Pero si eso no te ha parecido suficiente, hay formas diferentes de probarlo. Por ejemplo, te has decidido por realizar un crucero para las vacaciones y necesitas algo con lo que poder entretenerte durante el viaje. Pues uno de esos entretenimientos podría ser jugar al golf en alta mar.

Muchos barcos, como los Norwegian, cuentan con auténticas pistas de golf, con  unos pocos hoyos o varios hoyos en un campo de minigolf. Así como otros muchos ofrecen la oportunidad de realizar lanzamientos desde la cubierta del barco al mar a hoyos situados en pequeñas islas por las que pasará. Otra de las opciones es practicar el lanzamiento tirando la pelota hacía el agua, como si fuera una pista de entrenamiento de golf, pero sin el agobio de tener que compartirlo con otros jugadores.

Mientras te estás preparando para el lanzamiento la suave brisa del mar te acaricia el rostro y llena tus pulmones con aire puro. En algunos viajes incluso se puede competir en pequeños torneos con otros viajeros, en solitario o en familia.
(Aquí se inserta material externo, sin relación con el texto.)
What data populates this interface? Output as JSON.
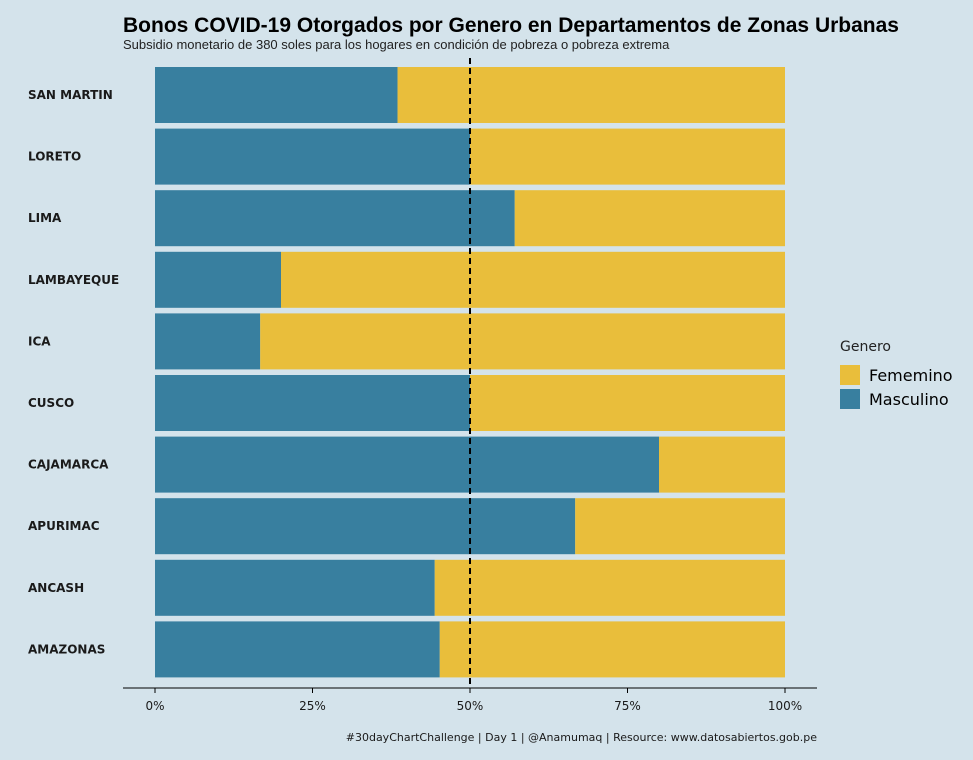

Y si no los hay, siempre puedes organizarlo tú para que los demás viajeros que están en el crucero se apunten a unos cuantos hoyos y disfrutar todos juntos de este deporte.

Uno no puede decir que ha disfrutado el golf si nunca lo ha probado en alta mar, porque es una forma diferente de practicar este deporte, en donde uno puede relajarse mientras mejora su lanzamiento.